Major Woodville Latham (1837–1911) was an ordnance officer of the Confederacy during the American Civil War and professor of chemistry at West Virginia University. He was significant in the development of early film technology.
Woodville Latham was the father of Grey Latham and Otway Latham, owners of a kinetoscope parlor in New York City. In December 1894 Latham and his two sons formed the Lambda Company at 35 Frankfort Street, employing Eugène Lauste, a former Thomas Edison employee, as well as motion picture pioneer William Kennedy Dickson. Dickson would not leave Edison's employ until April 1895 and initially lent his expertise to the Lathams in secret.
The Lambda Company developed both a movie camera and prototype movie projector, the Panoptikon (eventually renamed Eidoloscope), which was demonstrated for members of the press on April 21, 1895 and opened to the paying public on May 20. These were the first public demonstrations of projected motion pictures in the United States.
In 1898 the Lathams abandoned motion pictures and soon lost their patents. Major Latham outlived his sons; by 1910 both Otway and Grey, who are said to have been hedonistic in nature, had died.

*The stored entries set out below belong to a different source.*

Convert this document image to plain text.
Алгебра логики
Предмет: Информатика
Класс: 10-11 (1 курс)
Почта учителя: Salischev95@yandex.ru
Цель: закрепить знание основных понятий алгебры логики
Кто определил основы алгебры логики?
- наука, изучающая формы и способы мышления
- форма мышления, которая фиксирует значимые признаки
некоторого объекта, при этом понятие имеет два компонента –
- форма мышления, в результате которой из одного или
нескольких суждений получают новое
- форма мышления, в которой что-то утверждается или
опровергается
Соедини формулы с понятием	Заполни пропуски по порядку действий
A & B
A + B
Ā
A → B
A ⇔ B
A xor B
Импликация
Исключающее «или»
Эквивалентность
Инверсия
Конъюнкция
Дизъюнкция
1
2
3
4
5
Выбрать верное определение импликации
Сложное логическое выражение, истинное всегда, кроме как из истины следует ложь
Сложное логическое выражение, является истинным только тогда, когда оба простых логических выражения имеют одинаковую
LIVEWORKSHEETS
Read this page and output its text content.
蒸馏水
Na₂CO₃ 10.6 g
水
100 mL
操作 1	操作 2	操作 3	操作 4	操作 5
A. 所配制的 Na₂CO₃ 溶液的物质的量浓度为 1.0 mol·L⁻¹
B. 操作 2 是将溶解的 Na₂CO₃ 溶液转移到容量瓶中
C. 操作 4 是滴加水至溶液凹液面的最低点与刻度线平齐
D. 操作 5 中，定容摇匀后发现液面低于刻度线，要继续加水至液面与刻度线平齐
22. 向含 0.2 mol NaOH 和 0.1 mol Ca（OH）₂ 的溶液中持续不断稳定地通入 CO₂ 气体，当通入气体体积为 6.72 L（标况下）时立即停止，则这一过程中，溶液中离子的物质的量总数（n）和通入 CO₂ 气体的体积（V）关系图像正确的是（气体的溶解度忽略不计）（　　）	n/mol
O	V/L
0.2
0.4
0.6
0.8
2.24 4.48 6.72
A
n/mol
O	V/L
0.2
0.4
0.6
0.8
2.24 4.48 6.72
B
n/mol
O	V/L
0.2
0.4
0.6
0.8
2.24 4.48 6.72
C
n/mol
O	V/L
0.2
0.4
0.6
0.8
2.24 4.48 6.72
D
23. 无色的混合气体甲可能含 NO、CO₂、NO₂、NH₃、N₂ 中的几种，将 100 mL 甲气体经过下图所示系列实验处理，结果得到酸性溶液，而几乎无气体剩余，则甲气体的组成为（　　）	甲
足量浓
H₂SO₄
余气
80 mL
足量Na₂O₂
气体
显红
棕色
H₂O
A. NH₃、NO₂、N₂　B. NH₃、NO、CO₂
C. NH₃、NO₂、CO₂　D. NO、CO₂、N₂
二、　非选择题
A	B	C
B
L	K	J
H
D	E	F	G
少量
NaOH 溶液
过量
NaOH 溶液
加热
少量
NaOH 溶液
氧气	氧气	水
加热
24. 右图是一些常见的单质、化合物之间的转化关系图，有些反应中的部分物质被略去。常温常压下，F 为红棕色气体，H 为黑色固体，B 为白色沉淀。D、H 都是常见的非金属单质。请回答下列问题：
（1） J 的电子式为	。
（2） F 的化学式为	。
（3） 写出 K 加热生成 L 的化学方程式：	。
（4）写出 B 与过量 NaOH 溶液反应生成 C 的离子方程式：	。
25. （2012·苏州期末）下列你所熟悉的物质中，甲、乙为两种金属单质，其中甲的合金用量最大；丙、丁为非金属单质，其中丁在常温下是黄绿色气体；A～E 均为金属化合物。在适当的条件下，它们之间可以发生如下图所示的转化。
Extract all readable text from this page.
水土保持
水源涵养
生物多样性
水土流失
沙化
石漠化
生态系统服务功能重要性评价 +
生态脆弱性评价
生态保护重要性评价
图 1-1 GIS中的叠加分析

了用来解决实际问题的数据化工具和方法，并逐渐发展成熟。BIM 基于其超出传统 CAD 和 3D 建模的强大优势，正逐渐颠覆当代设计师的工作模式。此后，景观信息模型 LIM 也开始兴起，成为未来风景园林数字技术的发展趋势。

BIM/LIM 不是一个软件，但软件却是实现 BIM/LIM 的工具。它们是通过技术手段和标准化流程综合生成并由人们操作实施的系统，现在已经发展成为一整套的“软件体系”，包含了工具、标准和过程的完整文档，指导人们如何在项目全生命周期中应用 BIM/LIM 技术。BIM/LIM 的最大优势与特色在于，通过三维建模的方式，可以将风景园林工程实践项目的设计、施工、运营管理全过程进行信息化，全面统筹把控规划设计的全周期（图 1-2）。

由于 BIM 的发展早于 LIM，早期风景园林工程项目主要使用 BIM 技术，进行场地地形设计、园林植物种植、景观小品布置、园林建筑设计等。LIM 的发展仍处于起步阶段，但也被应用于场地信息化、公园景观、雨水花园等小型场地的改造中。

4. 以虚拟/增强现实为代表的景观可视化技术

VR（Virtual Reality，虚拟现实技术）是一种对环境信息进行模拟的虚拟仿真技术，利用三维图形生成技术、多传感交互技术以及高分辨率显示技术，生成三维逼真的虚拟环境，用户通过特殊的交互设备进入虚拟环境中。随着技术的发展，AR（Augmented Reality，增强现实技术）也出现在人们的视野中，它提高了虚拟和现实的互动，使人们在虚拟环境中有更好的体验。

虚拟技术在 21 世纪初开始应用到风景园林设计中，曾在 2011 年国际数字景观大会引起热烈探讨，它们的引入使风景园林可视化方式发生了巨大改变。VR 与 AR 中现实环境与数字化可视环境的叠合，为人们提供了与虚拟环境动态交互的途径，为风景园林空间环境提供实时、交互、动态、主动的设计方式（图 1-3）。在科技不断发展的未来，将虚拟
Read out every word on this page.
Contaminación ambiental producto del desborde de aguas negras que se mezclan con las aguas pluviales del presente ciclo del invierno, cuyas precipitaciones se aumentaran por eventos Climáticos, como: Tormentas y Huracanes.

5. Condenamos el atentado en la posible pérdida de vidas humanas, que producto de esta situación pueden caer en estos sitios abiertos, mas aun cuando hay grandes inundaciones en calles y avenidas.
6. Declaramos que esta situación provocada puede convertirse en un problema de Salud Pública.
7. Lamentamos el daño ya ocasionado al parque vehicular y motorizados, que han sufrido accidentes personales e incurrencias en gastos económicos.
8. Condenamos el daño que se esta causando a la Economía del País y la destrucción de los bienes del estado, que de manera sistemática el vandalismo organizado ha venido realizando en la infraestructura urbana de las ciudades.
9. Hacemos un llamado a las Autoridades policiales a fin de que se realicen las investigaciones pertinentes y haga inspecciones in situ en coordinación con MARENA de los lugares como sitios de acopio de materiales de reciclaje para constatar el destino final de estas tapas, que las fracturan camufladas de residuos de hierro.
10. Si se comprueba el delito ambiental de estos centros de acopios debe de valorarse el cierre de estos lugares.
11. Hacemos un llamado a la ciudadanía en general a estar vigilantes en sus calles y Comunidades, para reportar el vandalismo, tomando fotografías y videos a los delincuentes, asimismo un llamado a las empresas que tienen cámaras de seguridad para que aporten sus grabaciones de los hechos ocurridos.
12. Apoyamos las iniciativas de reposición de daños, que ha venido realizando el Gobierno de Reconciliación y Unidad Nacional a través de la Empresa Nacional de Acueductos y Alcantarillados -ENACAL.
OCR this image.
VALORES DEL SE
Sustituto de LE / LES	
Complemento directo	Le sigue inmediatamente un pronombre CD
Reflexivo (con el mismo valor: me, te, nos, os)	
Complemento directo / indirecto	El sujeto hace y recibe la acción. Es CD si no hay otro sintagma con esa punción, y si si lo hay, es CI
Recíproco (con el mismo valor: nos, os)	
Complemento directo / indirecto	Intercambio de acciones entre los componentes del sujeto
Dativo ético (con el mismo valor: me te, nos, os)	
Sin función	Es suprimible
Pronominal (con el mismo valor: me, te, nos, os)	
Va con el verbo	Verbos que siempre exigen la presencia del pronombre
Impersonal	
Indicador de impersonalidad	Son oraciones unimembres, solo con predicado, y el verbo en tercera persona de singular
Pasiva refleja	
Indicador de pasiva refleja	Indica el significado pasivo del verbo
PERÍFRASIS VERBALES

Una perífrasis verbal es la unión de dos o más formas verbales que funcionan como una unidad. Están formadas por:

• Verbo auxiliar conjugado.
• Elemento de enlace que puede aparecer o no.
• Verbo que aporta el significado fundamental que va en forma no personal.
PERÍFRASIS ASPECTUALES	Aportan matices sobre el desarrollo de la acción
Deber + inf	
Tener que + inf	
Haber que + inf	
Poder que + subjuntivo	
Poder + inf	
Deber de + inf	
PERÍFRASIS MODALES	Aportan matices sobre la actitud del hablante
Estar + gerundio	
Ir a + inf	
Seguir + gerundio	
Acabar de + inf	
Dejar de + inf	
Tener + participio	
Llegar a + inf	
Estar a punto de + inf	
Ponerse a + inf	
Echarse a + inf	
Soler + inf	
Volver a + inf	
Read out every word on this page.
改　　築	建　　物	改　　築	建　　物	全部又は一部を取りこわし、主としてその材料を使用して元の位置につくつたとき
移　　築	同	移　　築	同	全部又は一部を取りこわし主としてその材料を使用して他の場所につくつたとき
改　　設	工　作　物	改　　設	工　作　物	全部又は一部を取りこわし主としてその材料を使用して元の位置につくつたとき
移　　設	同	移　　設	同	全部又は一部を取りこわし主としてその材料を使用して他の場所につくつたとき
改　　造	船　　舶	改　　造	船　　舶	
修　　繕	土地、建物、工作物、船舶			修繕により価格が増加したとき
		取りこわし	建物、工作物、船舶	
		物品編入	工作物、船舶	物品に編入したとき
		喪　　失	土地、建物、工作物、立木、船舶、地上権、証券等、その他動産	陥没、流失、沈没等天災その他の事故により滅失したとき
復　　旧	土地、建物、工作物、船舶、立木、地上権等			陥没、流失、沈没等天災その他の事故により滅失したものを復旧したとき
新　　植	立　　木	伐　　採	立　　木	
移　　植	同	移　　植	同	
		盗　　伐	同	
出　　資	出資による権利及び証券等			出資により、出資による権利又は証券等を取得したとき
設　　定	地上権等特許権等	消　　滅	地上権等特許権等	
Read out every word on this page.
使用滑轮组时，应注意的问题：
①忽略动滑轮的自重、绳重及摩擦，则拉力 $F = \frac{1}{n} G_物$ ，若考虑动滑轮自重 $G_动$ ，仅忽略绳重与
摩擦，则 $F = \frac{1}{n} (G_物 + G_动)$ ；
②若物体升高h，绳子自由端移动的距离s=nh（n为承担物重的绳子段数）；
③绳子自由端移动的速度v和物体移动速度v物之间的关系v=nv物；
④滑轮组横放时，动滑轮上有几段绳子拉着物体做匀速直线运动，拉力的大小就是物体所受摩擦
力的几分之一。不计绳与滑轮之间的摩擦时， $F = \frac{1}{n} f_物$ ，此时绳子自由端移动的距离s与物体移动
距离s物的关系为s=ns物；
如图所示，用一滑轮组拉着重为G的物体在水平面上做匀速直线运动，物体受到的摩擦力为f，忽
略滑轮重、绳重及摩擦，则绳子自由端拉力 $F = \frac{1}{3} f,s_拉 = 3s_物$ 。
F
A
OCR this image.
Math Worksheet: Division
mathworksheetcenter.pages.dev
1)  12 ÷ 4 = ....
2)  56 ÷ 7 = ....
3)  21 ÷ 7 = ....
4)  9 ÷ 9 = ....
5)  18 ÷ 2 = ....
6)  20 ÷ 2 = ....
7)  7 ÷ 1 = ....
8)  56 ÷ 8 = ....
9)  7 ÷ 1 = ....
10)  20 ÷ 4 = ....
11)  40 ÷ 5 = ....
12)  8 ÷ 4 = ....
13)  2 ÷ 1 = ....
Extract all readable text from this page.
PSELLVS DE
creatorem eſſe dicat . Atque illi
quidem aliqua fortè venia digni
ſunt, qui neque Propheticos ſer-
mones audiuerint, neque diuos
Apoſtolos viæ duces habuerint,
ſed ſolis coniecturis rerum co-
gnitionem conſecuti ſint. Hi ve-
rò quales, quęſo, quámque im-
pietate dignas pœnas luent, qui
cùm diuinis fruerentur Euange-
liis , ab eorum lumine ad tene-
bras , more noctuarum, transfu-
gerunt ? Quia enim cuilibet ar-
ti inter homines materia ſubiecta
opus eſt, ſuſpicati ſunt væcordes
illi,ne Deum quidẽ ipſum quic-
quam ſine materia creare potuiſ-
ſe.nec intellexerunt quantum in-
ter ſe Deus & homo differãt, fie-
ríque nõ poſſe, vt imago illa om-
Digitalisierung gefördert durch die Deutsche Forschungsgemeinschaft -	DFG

Latham, aided by the collaboration of Dickson and Lauste, is notable for the invention of the Latham loop inside movie cameras and projectors, a significant development in the history of cinema because it allowed motion pictures to be continuously shot and projected for a much longer period than the one-minute films of Thomas Edison's kinetoscope. Shortly before his death in 1911, Latham testified regarding the 'Latham loop' at a patent hearing.
- Projecting kinetoscope, U.S. Patent filed by Woodville Latham in June 1896.
- Apparatus for photographing objects in motion and projecting pictures, U.S. Patent filed by Woodville Latham in December 1896.